Iodoform Reaction with Alcohol

• The triiodomethane (iodoform) reaction can be used to determine the presence of a CH₃CH(OH) group in alcohols. 

• There are two seemingly different mixtures of reagents that can be used to carry out this reaction but are chemically equivalent. 

• This is the most chemically obvious method. 

• The iodine solution is added to a small amount of alcohol, followed by just enough sodium hydroxide solution to remove the colour from the iodine. 

• If nothing happens in cold conditions, it may be necessary to reheat the mixture gently.

Iodoform Reaction with Ethanol and Methanol

With ethanol, some secondary alcohols consisting of at least one methyl group in the alpha position are iodoform-positive.

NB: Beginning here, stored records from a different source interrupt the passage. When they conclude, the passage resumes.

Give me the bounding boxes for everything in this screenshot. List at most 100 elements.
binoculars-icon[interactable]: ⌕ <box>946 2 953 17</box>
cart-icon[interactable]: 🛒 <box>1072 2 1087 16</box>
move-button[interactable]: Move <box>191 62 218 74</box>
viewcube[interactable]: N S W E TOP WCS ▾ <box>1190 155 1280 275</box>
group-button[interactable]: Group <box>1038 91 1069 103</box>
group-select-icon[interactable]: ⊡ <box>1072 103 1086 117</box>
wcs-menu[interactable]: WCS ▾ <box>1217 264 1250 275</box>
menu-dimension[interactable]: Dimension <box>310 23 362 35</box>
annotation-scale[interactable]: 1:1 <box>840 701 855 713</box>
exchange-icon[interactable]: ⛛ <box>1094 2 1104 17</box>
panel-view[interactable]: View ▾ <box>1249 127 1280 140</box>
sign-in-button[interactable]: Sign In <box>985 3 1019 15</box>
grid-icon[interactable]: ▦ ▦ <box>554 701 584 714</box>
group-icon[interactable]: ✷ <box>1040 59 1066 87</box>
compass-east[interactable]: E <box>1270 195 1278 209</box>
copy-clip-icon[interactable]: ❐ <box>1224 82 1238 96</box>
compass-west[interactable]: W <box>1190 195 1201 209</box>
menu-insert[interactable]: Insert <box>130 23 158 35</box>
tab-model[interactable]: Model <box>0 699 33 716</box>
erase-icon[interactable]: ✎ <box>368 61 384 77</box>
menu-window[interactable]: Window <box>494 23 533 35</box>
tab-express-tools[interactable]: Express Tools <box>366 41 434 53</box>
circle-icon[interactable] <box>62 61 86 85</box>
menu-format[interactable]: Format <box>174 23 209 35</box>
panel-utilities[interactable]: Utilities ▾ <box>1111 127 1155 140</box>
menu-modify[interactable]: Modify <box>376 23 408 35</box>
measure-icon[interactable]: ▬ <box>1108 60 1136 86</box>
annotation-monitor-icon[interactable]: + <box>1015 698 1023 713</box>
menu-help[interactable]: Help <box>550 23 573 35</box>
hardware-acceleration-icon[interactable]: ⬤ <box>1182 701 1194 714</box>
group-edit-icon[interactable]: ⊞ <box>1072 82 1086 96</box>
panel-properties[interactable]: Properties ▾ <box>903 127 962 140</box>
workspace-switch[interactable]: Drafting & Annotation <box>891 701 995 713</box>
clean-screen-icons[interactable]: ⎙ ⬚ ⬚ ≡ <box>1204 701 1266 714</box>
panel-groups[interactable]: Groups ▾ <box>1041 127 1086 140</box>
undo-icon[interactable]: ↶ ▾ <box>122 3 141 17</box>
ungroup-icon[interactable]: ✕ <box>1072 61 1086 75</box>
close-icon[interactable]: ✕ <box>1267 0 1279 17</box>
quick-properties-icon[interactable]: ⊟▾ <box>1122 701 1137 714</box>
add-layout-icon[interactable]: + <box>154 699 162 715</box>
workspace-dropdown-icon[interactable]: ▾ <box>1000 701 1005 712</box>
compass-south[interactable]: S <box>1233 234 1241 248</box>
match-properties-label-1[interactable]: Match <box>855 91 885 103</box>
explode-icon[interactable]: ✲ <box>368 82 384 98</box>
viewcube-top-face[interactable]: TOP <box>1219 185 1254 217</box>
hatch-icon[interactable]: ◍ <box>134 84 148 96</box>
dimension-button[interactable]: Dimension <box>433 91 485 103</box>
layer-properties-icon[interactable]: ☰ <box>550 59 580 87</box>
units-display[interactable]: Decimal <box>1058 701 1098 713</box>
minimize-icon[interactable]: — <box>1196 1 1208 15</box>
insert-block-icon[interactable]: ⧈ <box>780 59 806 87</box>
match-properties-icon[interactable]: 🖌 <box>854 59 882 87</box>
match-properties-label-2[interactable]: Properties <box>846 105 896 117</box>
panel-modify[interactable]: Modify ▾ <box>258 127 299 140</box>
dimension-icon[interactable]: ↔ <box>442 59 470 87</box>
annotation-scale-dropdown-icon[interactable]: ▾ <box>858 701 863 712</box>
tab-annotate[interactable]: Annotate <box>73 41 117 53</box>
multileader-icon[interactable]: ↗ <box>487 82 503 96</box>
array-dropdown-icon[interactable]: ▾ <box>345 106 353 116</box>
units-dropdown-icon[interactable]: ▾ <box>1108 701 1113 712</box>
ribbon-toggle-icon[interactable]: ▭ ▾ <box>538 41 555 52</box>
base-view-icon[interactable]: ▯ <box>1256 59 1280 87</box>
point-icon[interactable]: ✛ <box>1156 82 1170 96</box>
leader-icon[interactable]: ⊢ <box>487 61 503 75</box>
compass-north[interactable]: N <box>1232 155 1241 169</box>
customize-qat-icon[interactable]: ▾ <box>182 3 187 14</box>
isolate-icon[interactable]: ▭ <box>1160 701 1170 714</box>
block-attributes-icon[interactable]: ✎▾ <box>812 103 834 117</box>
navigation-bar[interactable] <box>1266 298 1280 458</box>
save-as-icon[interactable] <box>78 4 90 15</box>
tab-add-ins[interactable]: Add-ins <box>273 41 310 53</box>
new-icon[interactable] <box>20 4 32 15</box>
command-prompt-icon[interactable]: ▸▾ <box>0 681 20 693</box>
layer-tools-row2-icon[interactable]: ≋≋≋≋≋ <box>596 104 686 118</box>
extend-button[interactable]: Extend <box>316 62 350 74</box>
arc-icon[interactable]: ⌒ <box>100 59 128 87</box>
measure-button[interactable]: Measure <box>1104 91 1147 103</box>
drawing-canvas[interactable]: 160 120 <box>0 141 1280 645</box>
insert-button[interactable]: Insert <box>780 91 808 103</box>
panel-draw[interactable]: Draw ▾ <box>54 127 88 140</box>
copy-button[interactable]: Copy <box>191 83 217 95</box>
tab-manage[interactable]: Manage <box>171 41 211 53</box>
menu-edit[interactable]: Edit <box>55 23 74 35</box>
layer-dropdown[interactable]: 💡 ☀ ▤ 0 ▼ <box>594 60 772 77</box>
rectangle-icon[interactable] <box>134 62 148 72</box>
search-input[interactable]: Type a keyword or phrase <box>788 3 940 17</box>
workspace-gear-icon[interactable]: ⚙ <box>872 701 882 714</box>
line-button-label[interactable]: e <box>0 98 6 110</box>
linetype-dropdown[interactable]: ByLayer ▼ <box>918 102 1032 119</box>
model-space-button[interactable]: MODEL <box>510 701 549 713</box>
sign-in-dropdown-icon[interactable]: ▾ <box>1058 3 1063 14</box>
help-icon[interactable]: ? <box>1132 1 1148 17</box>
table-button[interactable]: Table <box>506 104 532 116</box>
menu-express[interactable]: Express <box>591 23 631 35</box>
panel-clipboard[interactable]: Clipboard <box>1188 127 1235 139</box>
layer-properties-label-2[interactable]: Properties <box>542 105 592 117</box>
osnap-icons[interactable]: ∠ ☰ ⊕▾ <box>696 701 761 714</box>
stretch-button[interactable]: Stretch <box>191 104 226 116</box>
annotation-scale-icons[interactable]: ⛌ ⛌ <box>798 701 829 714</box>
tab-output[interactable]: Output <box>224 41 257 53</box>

The Iodoform test is therefore useful in distinguishing ethanol from methanol, as ethanol is the only primary alcohol with a positive result.

Reaction Equation for Test for Ethanol

When the ethanol undergoes the iodoform test, two further reaction steps are performed. In the preliminary stage, ethanol is oxidised to form CH3CHO and water.

In the next step of the reaction, iodine replaces the hydrogen atoms in the alcohol compound. This process is repeated three times until all the hydrogen atoms associated with the carbon atom are replaced by iodine.

Second Step of Test for Ethanol

$CIH_2CHO+2I_2\rightarrow CI_3CHO+2I^-$

In the final step, the organic compound undergoes hydrolysis to form triiodomethane, a yellow precipitate, thus confirming the presence of ethanol.

$CI_3CHO+OH^-\longrightarrow CHI_3+CHOO^-$

No reaction occurs when methanol is treated with iodine and sodium hydroxide (NaOH).

Conclusion

When iodine and sodium hydroxide are added to the compound containing methyl ketone or secondary alcohol with a methyl group in the alpha position, a pale yellow precipitate of iodoform or triiodomethane is formed. It can be used to determine aldehydes or ketones. If an aldehyde is positive for iodoform, it must be acetaldehyde because it is the only aldehyde with a CH₃C=O group.